Таким горестным криком заканчивает Мари Каппель рассказ о смерти своего отца, который был ранен на охоте и на другой день скончался от полученного ранения.

Этот крик исходит из самого нутра ее души: отец, всегда бесконечно добрый и бесконечно справедливый по отношению к ней, был единственным человеком, бесконечно любимым ею.

Конечно, у нее был еще и дед Жак, но ее дед Жак, по своим душевным качествам человек весьма заурядный, любил ее не больше, чем всех остальных.

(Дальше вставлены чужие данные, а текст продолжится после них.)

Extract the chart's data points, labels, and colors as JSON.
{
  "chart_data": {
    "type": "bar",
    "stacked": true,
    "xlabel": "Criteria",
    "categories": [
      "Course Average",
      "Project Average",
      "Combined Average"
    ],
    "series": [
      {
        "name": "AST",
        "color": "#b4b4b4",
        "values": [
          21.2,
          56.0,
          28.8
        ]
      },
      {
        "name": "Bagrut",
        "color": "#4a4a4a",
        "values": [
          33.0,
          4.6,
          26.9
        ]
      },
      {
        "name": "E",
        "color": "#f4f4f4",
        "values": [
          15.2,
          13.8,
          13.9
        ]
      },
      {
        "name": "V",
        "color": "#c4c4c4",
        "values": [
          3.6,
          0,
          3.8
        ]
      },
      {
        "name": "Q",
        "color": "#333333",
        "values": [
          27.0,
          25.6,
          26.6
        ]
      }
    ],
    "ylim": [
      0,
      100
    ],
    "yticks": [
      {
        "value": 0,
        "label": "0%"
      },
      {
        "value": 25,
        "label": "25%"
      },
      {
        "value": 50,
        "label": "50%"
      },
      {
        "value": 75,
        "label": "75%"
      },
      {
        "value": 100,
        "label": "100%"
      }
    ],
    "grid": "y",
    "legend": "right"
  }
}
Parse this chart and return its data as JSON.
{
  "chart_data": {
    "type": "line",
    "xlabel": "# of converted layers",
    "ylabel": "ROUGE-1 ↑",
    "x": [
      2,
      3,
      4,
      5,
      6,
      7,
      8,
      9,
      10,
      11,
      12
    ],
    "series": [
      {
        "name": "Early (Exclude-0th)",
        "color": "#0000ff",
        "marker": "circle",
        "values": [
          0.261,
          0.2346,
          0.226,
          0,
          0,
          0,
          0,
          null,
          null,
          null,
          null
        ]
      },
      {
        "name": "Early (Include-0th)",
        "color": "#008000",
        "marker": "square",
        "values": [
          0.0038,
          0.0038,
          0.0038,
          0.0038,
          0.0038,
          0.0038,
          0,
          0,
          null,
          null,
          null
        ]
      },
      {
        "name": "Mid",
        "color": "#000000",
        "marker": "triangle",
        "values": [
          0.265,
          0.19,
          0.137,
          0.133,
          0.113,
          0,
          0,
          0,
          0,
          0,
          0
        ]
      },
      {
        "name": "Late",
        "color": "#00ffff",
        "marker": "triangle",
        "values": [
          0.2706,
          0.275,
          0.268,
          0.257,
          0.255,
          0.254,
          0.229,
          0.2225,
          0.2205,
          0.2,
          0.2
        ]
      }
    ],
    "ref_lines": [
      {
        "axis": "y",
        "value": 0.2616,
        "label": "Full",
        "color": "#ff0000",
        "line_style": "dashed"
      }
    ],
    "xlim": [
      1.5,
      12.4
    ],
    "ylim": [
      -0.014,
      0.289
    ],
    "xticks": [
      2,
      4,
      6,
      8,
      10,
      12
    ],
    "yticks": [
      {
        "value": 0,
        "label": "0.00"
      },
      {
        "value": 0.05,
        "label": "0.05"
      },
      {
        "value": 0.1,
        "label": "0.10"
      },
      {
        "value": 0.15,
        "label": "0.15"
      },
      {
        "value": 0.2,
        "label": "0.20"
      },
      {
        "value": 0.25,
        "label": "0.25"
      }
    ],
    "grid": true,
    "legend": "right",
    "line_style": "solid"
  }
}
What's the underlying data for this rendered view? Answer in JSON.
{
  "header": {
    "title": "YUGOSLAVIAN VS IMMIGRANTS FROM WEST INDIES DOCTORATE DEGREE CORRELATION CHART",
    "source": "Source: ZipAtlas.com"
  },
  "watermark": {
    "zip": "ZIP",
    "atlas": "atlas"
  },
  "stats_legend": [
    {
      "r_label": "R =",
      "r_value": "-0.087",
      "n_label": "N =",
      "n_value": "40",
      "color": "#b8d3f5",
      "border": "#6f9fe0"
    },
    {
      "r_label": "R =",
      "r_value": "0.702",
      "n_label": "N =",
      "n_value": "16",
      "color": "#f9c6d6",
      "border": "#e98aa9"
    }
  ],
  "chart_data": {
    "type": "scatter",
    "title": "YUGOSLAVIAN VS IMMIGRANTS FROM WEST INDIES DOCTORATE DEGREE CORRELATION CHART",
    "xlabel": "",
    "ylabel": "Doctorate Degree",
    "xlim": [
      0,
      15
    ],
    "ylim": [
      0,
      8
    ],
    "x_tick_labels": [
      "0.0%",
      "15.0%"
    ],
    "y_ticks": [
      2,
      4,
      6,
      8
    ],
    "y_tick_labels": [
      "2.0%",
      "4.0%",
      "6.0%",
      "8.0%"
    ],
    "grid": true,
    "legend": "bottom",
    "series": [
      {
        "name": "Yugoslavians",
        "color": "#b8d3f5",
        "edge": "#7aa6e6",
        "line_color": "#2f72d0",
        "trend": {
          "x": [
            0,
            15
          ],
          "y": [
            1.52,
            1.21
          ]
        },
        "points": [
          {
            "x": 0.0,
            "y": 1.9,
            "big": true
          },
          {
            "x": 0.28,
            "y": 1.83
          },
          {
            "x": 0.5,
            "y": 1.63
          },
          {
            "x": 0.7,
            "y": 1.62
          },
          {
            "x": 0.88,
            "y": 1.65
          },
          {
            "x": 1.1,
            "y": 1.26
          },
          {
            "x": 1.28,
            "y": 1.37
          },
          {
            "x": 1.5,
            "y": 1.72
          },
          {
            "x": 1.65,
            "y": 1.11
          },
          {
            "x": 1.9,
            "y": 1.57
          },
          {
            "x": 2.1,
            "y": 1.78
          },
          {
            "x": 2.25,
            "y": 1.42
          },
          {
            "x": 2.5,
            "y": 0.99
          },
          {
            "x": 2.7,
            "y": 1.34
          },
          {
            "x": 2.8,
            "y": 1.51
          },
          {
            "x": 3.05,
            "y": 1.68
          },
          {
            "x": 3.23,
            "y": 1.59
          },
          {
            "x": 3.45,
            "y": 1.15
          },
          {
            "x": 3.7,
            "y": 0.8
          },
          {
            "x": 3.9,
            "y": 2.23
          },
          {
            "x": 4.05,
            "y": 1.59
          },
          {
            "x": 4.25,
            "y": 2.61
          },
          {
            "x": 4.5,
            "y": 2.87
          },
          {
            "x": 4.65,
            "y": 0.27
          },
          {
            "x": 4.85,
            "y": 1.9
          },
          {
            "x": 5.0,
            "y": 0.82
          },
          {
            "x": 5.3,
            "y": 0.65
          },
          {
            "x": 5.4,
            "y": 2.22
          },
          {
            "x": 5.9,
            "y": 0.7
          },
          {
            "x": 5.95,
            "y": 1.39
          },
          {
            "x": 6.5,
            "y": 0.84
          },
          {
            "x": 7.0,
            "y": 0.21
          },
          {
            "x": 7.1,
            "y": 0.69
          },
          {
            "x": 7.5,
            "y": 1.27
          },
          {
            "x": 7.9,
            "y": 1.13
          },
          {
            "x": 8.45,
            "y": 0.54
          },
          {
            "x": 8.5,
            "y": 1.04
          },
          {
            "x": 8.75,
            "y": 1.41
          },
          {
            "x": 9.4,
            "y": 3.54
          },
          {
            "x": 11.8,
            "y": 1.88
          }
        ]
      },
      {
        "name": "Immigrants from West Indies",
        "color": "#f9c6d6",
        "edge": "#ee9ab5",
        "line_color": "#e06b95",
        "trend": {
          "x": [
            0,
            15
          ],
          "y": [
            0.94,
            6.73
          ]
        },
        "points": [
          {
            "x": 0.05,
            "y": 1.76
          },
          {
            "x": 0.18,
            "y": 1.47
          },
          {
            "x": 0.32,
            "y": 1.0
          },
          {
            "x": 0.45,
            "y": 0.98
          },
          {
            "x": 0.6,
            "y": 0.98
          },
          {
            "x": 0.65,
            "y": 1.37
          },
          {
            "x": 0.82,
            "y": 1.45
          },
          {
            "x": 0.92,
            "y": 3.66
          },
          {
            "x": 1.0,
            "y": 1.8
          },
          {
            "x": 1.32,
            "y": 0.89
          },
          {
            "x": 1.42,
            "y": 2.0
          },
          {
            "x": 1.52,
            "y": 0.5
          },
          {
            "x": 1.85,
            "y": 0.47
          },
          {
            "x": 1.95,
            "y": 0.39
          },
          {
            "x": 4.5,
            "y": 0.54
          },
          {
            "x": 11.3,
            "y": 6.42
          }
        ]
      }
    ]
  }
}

Барон Каппель был для маленькой Мари не только отцом, но и другом, товарищем в играх, ласковым учителем, который не жалел для нее поцелуев и обучал ее, забавляя.

Он превратил ее в существо, наделенное одновременно мужскими и женскими качествами, сумев присоединить ко всем уловкам женского кокетства, унаследованным ею от матери, бабки и обеих теток, навыки, присущие молодым людям и приобретаемые посредством упражнений; это он научил ее фехтовать, стрелять из пистолета, охотиться; это он сделал из нее отчаянную наездницу, находившую удовольствие в том, чтобы во мраке затеряться в вересковых пустошах, среди огромных деревьев или диких скал и, пришпорив коня, пустить его в ту сторону, откуда надвигалась гроза, а затем поднять его на дыбы при раскатах грома и вспышках молний; и, если бы ему было суждено прожить дольше, он не только наделил бы прочностью железа это маленькое хрупкое тело, чтобы ни усталость, ни ненастья, ни болезни не имели бы над ним власти, но и облагородил бы эту мятущуюся душу и в те минуты, когда она колебалась бы между добром и злом, направлял бы ее к добру.

Утратив отца, Мари утратила все, ибо у нее не было больше того пробного камня, посредством которого она проверяла свои добрые и дурные наклонности.

Проживи ее отец дольше, кто знает, что получилось бы из этой странной натуры? Возможно, она стала бы поэтом; позднее вы увидите, что у нее были прекрасные задатки для того, чтобы сделаться писателем, у которого душевные порывы соединялись бы с волшебством стиля. Возможно, она стала бы всего лишь доброй матерью семейства, нежной и спокойной, исполненной всяческих добродетелей и озаренной лучом поэзии. Но когда отец умер, она ясно ощутила, что для нее все кончено и что ни одно из тех мечтаний, какие блистательной чередой представали перед ней в грезах ее честолюбивого воображения, не осуществится.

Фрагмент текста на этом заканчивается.